China Seminar | 11 April 1996
The Black and Red Struggle
Please join us for a rare opportunity to listen to a talk by one of China’s most eloquent dissident intellectuals. Some in Honolulu will remember his visit to the University in 1990, shortly after the Tiananmen tragedy. The Tiananmen events necessitated Yan Jiaqi’s and his wife Gao Gao’s dramatic escape from China, followed by their years in Paris, supported by the French government. Mr. Yan’s voice of political conscience has been likened to that of Vaclav Havel, president of the Czech Republic.

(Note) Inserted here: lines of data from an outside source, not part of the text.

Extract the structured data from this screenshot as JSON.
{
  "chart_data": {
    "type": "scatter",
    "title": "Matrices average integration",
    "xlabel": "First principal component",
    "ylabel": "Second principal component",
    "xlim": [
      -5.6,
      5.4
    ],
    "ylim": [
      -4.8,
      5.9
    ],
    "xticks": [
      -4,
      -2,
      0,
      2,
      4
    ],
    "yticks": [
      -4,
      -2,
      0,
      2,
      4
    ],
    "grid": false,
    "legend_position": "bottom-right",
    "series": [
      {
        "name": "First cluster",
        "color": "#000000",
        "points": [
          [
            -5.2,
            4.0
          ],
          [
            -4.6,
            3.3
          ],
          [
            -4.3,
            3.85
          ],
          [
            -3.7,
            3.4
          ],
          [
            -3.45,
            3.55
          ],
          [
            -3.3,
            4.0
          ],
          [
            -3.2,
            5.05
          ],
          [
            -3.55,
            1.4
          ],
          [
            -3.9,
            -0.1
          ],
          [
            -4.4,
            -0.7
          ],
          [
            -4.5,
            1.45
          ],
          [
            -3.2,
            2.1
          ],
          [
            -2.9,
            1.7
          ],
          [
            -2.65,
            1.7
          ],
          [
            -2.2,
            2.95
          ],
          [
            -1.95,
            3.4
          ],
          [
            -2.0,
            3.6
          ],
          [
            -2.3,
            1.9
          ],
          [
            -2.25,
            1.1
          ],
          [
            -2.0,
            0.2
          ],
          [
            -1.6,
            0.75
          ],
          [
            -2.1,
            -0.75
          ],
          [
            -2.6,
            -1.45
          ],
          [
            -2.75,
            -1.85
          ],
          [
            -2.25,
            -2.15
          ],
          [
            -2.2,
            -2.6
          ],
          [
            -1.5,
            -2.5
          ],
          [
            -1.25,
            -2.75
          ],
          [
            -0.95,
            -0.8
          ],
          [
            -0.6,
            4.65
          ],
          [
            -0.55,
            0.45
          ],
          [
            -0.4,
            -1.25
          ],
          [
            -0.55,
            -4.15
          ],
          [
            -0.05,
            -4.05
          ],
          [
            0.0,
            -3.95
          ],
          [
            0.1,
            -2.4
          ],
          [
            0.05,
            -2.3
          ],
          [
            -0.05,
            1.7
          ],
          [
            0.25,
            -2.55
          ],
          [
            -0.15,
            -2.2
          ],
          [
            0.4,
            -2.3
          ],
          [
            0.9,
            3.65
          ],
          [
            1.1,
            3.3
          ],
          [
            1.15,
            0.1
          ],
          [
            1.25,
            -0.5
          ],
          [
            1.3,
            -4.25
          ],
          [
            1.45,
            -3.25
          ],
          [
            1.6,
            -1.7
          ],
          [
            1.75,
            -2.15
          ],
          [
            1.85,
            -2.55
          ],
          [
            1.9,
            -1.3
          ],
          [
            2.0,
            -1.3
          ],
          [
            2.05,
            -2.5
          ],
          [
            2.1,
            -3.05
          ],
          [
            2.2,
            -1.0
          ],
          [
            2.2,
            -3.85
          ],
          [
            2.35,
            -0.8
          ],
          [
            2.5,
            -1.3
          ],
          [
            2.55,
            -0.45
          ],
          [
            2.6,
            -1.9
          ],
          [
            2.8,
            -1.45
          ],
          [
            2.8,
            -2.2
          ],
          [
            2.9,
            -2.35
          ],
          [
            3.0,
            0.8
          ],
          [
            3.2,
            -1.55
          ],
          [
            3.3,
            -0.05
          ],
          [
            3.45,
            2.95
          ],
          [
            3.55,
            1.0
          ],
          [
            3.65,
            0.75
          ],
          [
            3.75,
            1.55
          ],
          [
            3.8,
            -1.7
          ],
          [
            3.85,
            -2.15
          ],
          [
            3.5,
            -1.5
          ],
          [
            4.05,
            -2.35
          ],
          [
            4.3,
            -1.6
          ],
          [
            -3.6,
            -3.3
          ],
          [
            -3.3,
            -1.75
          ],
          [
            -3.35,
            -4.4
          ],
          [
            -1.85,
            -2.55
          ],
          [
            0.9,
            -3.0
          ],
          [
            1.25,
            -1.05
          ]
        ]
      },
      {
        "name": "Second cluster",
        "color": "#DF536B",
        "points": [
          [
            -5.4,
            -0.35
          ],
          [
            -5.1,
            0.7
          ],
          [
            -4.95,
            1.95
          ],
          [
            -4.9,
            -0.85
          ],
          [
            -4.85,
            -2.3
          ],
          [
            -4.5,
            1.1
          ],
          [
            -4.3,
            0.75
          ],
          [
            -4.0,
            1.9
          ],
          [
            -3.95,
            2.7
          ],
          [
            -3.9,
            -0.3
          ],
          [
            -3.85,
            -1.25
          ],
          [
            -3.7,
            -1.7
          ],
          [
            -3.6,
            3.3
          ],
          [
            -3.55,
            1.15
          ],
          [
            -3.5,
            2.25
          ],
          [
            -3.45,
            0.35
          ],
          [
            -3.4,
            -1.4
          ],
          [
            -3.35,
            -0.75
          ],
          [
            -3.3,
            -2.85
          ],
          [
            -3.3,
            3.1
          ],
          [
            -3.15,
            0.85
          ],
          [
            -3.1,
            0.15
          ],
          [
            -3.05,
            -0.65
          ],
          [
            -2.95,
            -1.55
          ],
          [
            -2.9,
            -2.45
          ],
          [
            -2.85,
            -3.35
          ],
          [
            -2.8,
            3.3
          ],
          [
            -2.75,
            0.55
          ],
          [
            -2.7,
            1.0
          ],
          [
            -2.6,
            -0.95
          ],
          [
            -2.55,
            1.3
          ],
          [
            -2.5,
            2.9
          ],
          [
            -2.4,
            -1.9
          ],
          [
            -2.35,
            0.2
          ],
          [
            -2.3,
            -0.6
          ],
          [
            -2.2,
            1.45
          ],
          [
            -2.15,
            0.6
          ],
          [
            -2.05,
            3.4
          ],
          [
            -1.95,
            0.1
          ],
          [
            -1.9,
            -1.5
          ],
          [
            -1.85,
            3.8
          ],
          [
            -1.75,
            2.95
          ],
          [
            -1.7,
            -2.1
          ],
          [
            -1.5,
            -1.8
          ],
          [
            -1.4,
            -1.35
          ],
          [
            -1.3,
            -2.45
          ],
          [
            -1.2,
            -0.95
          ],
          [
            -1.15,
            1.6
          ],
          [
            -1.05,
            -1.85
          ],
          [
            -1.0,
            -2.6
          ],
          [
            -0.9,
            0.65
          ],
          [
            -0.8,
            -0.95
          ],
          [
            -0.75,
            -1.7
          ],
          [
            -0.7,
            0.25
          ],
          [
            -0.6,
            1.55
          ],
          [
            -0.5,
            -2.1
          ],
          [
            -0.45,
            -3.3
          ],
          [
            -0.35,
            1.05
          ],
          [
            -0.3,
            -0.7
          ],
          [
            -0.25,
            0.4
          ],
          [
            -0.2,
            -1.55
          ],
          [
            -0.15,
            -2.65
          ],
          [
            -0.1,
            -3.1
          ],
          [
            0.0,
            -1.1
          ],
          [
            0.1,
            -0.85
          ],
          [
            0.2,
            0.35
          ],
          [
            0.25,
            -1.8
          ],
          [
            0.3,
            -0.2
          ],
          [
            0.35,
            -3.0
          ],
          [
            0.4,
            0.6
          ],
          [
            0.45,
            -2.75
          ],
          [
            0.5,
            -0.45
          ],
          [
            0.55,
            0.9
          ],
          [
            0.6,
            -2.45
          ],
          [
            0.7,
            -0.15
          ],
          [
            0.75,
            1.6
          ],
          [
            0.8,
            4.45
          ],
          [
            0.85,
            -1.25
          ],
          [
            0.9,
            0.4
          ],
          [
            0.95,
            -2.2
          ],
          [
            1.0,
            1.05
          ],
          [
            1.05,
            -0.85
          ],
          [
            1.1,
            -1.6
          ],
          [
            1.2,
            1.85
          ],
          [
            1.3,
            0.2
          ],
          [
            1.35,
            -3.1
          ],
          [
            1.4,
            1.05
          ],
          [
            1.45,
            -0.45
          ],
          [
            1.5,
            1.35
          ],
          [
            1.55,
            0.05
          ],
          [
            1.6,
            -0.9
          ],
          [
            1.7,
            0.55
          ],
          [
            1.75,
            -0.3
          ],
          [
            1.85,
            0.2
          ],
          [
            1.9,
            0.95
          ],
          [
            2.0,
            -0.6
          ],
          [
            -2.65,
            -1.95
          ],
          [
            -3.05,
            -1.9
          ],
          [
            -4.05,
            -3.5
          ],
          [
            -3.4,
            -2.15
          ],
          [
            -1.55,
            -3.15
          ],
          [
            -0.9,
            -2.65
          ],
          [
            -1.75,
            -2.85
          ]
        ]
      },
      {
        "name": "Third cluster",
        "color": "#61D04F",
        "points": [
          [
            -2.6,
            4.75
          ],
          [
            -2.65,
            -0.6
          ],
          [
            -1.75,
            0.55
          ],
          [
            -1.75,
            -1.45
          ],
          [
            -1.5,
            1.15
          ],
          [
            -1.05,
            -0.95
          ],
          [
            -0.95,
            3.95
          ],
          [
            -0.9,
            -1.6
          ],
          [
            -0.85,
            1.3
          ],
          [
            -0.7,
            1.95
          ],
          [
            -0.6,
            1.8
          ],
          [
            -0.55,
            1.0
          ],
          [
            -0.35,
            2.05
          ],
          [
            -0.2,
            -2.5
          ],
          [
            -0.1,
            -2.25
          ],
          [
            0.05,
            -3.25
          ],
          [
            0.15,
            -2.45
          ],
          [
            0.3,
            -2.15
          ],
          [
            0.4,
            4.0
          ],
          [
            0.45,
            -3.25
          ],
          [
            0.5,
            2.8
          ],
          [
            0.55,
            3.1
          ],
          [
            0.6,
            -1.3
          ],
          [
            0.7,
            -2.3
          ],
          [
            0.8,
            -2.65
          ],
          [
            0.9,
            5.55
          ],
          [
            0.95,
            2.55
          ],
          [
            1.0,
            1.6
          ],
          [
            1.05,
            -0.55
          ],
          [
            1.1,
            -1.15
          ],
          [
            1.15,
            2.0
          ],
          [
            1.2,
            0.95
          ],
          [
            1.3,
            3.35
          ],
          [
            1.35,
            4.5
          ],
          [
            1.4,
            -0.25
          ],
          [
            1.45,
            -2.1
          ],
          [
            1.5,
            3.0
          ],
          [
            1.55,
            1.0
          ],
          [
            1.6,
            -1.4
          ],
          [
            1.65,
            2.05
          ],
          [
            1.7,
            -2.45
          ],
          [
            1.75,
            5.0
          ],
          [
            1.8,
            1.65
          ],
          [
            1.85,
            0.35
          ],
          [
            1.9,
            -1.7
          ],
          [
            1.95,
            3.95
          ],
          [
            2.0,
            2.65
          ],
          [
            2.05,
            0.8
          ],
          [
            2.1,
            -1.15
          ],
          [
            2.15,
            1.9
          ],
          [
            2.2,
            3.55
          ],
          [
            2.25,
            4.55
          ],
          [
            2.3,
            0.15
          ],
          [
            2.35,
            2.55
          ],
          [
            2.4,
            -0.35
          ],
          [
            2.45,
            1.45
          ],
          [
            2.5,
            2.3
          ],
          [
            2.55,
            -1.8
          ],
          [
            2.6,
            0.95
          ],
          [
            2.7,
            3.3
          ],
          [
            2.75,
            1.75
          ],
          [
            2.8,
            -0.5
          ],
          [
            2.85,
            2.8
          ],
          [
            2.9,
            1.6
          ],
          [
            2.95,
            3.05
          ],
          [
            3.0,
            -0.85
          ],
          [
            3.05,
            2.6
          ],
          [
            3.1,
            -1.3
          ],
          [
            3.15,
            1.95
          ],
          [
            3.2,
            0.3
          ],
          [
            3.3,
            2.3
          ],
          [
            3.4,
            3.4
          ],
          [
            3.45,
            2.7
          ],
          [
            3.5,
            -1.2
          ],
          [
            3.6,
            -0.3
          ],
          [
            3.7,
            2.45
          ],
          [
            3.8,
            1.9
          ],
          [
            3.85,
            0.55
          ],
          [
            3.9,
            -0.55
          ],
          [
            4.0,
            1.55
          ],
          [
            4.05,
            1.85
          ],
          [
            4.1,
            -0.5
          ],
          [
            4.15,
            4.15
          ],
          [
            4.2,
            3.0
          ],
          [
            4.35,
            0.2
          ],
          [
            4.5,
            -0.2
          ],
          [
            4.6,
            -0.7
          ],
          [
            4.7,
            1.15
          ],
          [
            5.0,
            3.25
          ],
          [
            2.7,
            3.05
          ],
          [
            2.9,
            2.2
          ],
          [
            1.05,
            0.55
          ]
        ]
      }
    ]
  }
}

This spring (May 16) marks the thirtieth anniversary of the beginning of the traumatic Cultural Revolution that raged in China from 1966 to 1976. The University of Hawai’i Press has just published a translation of Turbulent Decade: A History of the Cultural Revolution, a comprehensive narrative account of this colossal event, by Yan Jiaqi and Gao Gao. Former members of the Academy of Social Sciences in Beijing and well known throughout China, the authors are in Hawaii for the appearance of this book.
The “Black and Red Struggle” refers to the struggle between the “black and red elements” during the Cultural Revolution. Yan Jiaqi’s talk, however, will address such struggles going on this very moment in China. The talk is one of the events celebrating the publication of Turbulent Decade.
The enclosed flyer conveys details of this important book.